Fig. 12.1 One of Pavlov’s famous (and probably hungry) salivating dogs#

If you’re more of a cat person, I have good news: RL also came up shortly after Pavlov in the form of Thorndike’s cats. Around the same time that Pavlov was ringing bells in front of dogs, Edward Thorndike was putting cats in complicated boxes that required a number of steps, such as pressing a lever or pulling a string, to get out. He discovered that once the cats figured out how to get out of a box once, the next times he put these cats back in the boxes, they were able to get out faster than the first time. He summarized this as his Law of Effect:

The more an action gives rise to positive consequences, the more likely it is to be repeated. The more it gives rise to negative consequences, the less likely it is to be repeated.

thorndike_cat

Fig. 12.2 One of Thorndike’s hopefully not claustrophobic cats#

We’ll pick up the pace in our history now, and zoom to another big point of inflection in RL, which is when Alan Turing, a British computer scientist, cryptologist, mathematician, philosopher, and theoretical biologist, for whom the Turing Prize is named, and who is credited with, among many achievements, crucial codebreaking in World War II on behalf of the Allies against Germany and the Axis powers, as well as inventing an early version of a modern-day computer and algorithm, the Turing Machine.

Many books and movies have been written and made about Alan Turing, as not only are his contributions to our present-day world impossible to overstate, but he also was treated horribly and tragically by the British government for homosexuality, which led to his untimely death of disputed causes in 1954. Today, in Britain a law implemented in 2017 that pardons people who were punished for homosexuality is known as the “Alan Turing Law.”

(Among many lessons and heartbreaking details from this story are some that preview our ethics chapter to come: progress in science is not guaranteed, and our own ideas about not just what counts as good, intereting, or important research, but also who gets to do that science (and live their life), can absolutely get in the way of important discoveries, never mind people’s lives.)

Back to RL: We owe much to Alan Turing in data science, and you’ll surely meet him again as you continue, for his contributions are widespread, far-reaching, and immense. For now, we focus on this passage in his 1948 paper, “Intelligent Machinery: A Heretical Theory”. He writes:

“My contention is that machines can be constructed which will simulate the behaviour of the human mind very closely. They will make mistakes at times, and at times they may make new and very interesting statements, and on the whole the output of them will be worth attention to the same sort of extent as the output of a human mind.”

Then later:

“When a configuration is reached for which the action is undetermined, a random choice for the missing data is made and the appropriate entry is made in the description, tentatively, and is applied. When a pain stimulus occurs all tentative entries are cancelled, and when a pleasure stimulus occurs they are all made permanent.”

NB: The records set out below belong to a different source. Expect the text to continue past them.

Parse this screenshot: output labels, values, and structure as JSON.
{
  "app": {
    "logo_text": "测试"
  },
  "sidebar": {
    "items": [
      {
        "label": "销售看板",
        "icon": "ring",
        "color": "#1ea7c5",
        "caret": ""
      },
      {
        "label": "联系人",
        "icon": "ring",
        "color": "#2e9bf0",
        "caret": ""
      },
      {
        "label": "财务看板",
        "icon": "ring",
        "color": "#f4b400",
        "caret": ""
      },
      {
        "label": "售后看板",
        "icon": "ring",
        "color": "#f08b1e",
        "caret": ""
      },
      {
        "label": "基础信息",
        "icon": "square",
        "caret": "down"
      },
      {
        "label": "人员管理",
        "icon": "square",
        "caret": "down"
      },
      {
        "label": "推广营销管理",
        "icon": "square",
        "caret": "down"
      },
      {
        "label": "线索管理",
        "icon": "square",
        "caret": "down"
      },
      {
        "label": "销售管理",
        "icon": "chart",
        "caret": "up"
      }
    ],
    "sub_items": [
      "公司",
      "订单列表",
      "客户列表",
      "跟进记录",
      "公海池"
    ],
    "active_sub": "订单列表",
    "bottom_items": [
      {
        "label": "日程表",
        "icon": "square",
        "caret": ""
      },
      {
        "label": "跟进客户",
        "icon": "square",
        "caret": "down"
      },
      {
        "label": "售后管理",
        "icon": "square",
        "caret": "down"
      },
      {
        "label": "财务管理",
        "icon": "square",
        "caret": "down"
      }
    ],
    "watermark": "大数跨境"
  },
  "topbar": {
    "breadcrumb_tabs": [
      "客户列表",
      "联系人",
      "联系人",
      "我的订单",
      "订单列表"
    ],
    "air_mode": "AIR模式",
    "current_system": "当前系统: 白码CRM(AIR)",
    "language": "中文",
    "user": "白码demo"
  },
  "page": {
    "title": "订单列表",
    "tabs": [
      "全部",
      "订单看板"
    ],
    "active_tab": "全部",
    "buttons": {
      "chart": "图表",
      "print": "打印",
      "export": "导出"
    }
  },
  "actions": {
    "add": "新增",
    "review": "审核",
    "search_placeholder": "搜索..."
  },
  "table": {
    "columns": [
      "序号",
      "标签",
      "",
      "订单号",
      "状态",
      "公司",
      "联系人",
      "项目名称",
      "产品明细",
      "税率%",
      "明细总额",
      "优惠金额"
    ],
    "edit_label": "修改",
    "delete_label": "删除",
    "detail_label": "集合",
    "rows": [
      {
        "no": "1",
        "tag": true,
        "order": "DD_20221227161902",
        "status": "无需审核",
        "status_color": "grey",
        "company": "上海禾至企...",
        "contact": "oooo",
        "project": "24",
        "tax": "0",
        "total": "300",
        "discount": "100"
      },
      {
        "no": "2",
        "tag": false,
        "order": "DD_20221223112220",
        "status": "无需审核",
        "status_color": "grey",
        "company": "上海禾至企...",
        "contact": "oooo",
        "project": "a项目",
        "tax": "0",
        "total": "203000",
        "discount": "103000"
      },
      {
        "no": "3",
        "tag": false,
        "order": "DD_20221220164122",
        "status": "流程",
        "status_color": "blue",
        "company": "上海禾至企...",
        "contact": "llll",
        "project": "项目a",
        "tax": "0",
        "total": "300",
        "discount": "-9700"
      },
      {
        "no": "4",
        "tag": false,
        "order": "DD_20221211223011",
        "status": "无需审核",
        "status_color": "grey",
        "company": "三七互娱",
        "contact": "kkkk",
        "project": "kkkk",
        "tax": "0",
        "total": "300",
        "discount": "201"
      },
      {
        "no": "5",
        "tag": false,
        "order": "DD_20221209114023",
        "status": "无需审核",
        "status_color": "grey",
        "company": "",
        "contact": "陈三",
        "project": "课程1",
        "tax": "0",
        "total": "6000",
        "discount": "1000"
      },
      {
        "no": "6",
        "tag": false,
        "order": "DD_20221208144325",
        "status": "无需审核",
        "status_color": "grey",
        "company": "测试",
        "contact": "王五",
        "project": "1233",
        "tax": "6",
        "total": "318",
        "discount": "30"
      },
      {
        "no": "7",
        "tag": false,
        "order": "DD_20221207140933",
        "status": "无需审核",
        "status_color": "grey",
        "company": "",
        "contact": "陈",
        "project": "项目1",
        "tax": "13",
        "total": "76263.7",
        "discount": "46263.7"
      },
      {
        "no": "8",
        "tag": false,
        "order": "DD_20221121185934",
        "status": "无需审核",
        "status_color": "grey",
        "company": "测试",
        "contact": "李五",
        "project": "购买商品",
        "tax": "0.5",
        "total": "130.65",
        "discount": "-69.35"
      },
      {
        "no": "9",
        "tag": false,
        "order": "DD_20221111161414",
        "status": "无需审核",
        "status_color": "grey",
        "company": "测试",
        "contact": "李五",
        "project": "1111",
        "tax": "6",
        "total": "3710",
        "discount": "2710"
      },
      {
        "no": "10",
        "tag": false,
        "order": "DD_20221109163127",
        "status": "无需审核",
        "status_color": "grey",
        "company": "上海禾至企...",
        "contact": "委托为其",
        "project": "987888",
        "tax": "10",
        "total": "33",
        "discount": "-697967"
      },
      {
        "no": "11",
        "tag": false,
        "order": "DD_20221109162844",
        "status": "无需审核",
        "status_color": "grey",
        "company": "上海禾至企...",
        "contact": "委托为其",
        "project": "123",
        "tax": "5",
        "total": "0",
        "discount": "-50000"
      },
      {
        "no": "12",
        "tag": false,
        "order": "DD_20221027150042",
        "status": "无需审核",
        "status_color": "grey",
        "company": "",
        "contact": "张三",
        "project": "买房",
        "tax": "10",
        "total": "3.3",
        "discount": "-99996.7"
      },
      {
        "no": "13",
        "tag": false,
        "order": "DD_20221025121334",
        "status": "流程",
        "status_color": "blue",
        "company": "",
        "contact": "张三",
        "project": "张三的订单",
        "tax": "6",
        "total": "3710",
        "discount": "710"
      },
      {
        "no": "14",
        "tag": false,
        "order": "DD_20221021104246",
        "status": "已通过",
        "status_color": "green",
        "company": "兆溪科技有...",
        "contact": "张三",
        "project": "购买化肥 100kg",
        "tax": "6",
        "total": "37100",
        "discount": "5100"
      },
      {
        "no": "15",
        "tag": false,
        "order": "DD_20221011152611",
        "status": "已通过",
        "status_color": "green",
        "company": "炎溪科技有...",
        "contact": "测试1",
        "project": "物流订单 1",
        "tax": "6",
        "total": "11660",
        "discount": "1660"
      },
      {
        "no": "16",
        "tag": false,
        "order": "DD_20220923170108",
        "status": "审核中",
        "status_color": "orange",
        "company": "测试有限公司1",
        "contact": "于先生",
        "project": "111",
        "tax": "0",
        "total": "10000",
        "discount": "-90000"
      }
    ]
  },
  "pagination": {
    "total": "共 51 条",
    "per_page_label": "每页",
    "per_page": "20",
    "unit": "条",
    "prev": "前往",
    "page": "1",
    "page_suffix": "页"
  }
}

Here, he’s creating a powerful connection between earlier research on how animals learn to the possibility of an intelligent computer. This moment of connection between previously disparate fields effectively marked the beginning of much fruitful research in artificial intelligence and reinforcement learning.

Today, this idea – not just that machines can learn from data, but that they can explore and discover new ways of learning is behind some of the most impressive applications of AI and RL, including AlphaGo, the first computer program to defeat a human expert in the (very) complicated game of Go.

Further reading#

From here, we are going to jump right into building some intuition for using RL ourselves by exploring the classic \(k\)-armed bandit problem (side note: data scientists love the letter \(k\), don’t we?!). If you’re interested in reading more about RL more generally, including its history, as well as more advanced applications, the (as of writing this textbook) free, online book Reinforcement Learning: An Introduction by Richard S. Sutton and Andrew G. Barto, is a good place to start.